«Успокойся, тератос [83] , я знаю правила игры. Я объявляю свою волю, ты ее исполняешь и получаешь свободу. Один тератос — одно желание, так?» — «Ну еще бы...» — «Но ведь ты довольно долго спал без дела, не так ли? Что для тебя несколько часов? Или дней?» — «Что ты задумал. .. задумала? Что такое час? И, если уж на то пошло, что такое день?» — «Ха! А я слыхала, ты всеведущ...» — «Любопытно знать, от кого!» — «Ну, если ты даже этого не знаешь...»
«Никто не бывает всеведущ, — говорю я с нарастающим раздражением. — Можно видеть и не знать. Можно знать, но не слышать. Можно...»
«Да, да, я и сама могу продолжить твою цепочку антитез. Слышать, но не понимать. Понимать, но не видеть. Извини, я утомилась и замкнула ее чересчур поспешно».
Этот слишком резкий для моего слуха, даже визгливый голос способен кого угодно свести с ума. Но ее речи мне по нраву. Они демонстрируют отчетливые признаки интеллекта, столь нехарактерного для особей женского рода. Тем более что стартовая процедура предзнания, начавшись с освоения актуальных коммуникативных средств, уже практически завершена. Теперь я знаю, что такое час, что такое день, и что передо мной женщина. То есть нечто загадочное, поражающее воображение и, в отличие от остального материального мира, не поддающееся познанию.

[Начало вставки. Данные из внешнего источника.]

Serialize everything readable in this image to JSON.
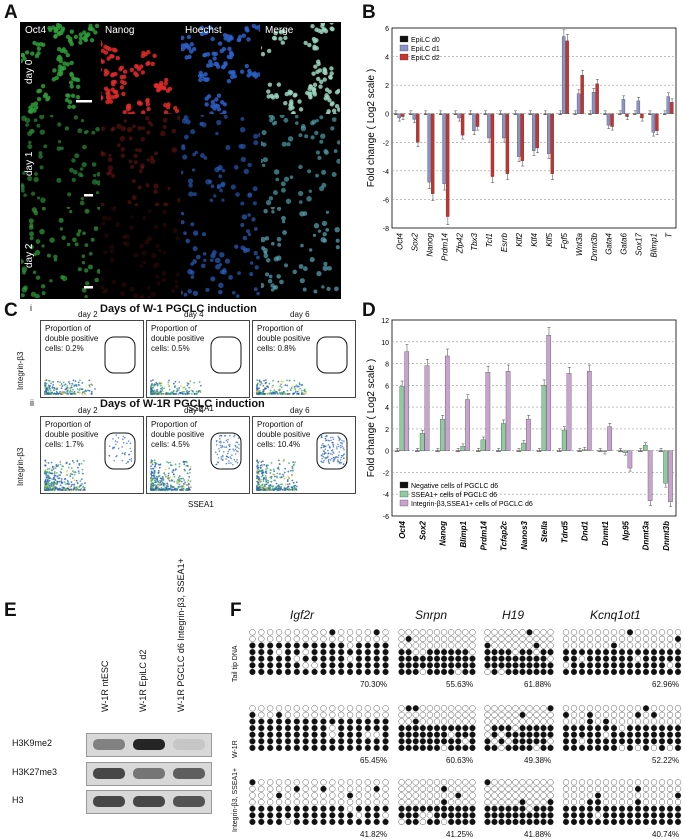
{
  "panelA": {
    "label": "A",
    "columns": [
      "Oct4",
      "Nanog",
      "Hoechst",
      "Merge"
    ],
    "rows": [
      "day 0",
      "day 1",
      "day 2"
    ]
  },
  "panelB": {
    "label": "B"
  },
  "panelC": {
    "label": "C",
    "i": {
      "num": "i",
      "title": "Days of  W-1 PGCLC induction",
      "days": [
        "day 2",
        "day 4",
        "day 6"
      ],
      "props": [
        "Proportion of double positive cells: 0.2%",
        "Proportion of double positive cells: 0.5%",
        "Proportion of double positive cells: 0.8%"
      ]
    },
    "ii": {
      "num": "ii",
      "title": "Days of  W-1R PGCLC induction",
      "days": [
        "day 2",
        "day 4",
        "day 6"
      ],
      "props": [
        "Proportion of double positive cells: 1.7%",
        "Proportion of double positive cells: 4.5%",
        "Proportion of double positive cells: 10.4%"
      ]
    },
    "xlabel": "SSEA1",
    "ylabel": "Integrin-β3",
    "xticks": [
      "0",
      "10",
      "20",
      "30",
      "40",
      "50"
    ],
    "yticks": [
      "0",
      "10",
      "20",
      "30",
      "40"
    ]
  },
  "panelD": {
    "label": "D"
  },
  "panelE": {
    "label": "E",
    "lanes": [
      "W-1R ntESC",
      "W-1R EpiLC d2",
      "W-1R PGCLC d6 Integrin-β3, SSEA1+"
    ],
    "rows": [
      "H3K9me2",
      "H3K27me3",
      "H3"
    ]
  },
  "panelF": {
    "label": "F",
    "genes": [
      "Igf2r",
      "Snrpn",
      "H19",
      "Kcnq1ot1"
    ],
    "groups": [
      "Tail tip DNA",
      "W-1R",
      "Integrin-β3, SSEA1+"
    ],
    "pcts": [
      [
        "70.30%",
        "55.63%",
        "61.88%",
        "62.96%"
      ],
      [
        "65.45%",
        "60.63%",
        "49.38%",
        "52.22%"
      ],
      [
        "41.82%",
        "41.25%",
        "41.88%",
        "40.74%"
      ]
    ]
  },
  "chart_data": [
    {
      "type": "bar",
      "id": "B",
      "ylabel": "Fold change ( Log2 scale )",
      "ylim": [
        -8,
        6
      ],
      "yticks": [
        -8,
        -6,
        -4,
        -2,
        0,
        2,
        4,
        6
      ],
      "categories": [
        "Oct4",
        "Sox2",
        "Nanog",
        "Prdm14",
        "Zfp42",
        "Tbx3",
        "Tcl1",
        "Esrrb",
        "Klf2",
        "Klf4",
        "Klf5",
        "Fgf5",
        "Wnt3a",
        "Dnmt3b",
        "Gata4",
        "Gata6",
        "Sox17",
        "Blimp1",
        "T"
      ],
      "legend": "top-left",
      "series": [
        {
          "name": "EpiLC d0",
          "color": "#111111",
          "values": [
            0,
            0,
            0,
            0,
            0,
            0,
            0,
            0,
            0,
            0,
            0,
            0,
            0,
            0,
            0,
            0,
            0,
            0,
            0
          ]
        },
        {
          "name": "EpiLC d1",
          "color": "#8c93c9",
          "values": [
            -0.3,
            -0.4,
            -4.8,
            -4.9,
            -0.3,
            -1.2,
            -1.7,
            -1.7,
            -3.0,
            -2.6,
            -2.8,
            5.4,
            1.4,
            1.5,
            -0.8,
            1.0,
            0.9,
            -1.3,
            1.2
          ]
        },
        {
          "name": "EpiLC d2",
          "color": "#c8322d",
          "values": [
            -0.2,
            -2.0,
            -5.6,
            -7.2,
            -1.5,
            -0.9,
            -4.4,
            -4.2,
            -3.3,
            -2.4,
            -4.2,
            5.1,
            2.7,
            2.1,
            -0.9,
            -0.2,
            -0.3,
            -1.2,
            0.8
          ]
        }
      ]
    },
    {
      "type": "bar",
      "id": "D",
      "ylabel": "Fold change ( Log2 scale )",
      "ylim": [
        -6,
        12
      ],
      "yticks": [
        -6,
        -4,
        -2,
        0,
        2,
        4,
        6,
        8,
        10,
        12
      ],
      "categories": [
        "Oct4",
        "Sox2",
        "Nanog",
        "Blimp1",
        "Prdm14",
        "Tcfap2c",
        "Nanos3",
        "Stella",
        "Tdrd5",
        "Dnd1",
        "Dnmt1",
        "Np95",
        "Dnmt3a",
        "Dnmt3b"
      ],
      "legend": "bottom-left",
      "series": [
        {
          "name": "Negative cells of PGCLC d6",
          "color": "#111111",
          "values": [
            0,
            0,
            0,
            0,
            0,
            0,
            0,
            0,
            0,
            0,
            0,
            0,
            0,
            0
          ]
        },
        {
          "name": "SSEA1+ cells of PGCLC d6",
          "color": "#8fcaa0",
          "values": [
            5.9,
            1.6,
            2.9,
            0.4,
            1.0,
            2.5,
            0.7,
            6.0,
            1.9,
            0.1,
            -0.1,
            -0.2,
            0.5,
            -3.0
          ]
        },
        {
          "name": "Integrin-β3,SSEA1+ cells of PGCLC d6",
          "color": "#c9a3cf",
          "values": [
            9.1,
            7.8,
            8.7,
            4.7,
            7.2,
            7.3,
            2.9,
            10.6,
            7.1,
            7.3,
            2.2,
            -1.6,
            -4.6,
            -4.7
          ]
        }
      ]
    }
  ]
}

Вдобавок ко всему, она чародейка. Потому что простому, примитивному смертному меня не разбудить. Отсюда и интеллект: век малоумных чародеек недолог, они по определению не успевают дожить до того уровня познаний, который позволяет апеллировать к древним механизмам мироздания вроде меня.
«Хорошо, ты не намерена освобождать меня немедленно. Что же ты от меня хочешь?» — «Я... я еще не решила». — «Ты не решила или не знаешь, как это сделать правильно, чтобы не угодить в ловушку собственных желаний? Тогда спешу тебя успокоить: никто еще за всю мою жизнь — а живу я очень и очень долго, уж поверь! — не высказал безошибочного и внутренне непротиворечивого Веления. И не припоминаю, чтобы я хотя бы однажды это скрытое противоречие упустил использовать в своих целях. Ты не выглядишь умнее других, так что не льсти себе мыслью, что произнесешь Веление и останешься безнаказанной».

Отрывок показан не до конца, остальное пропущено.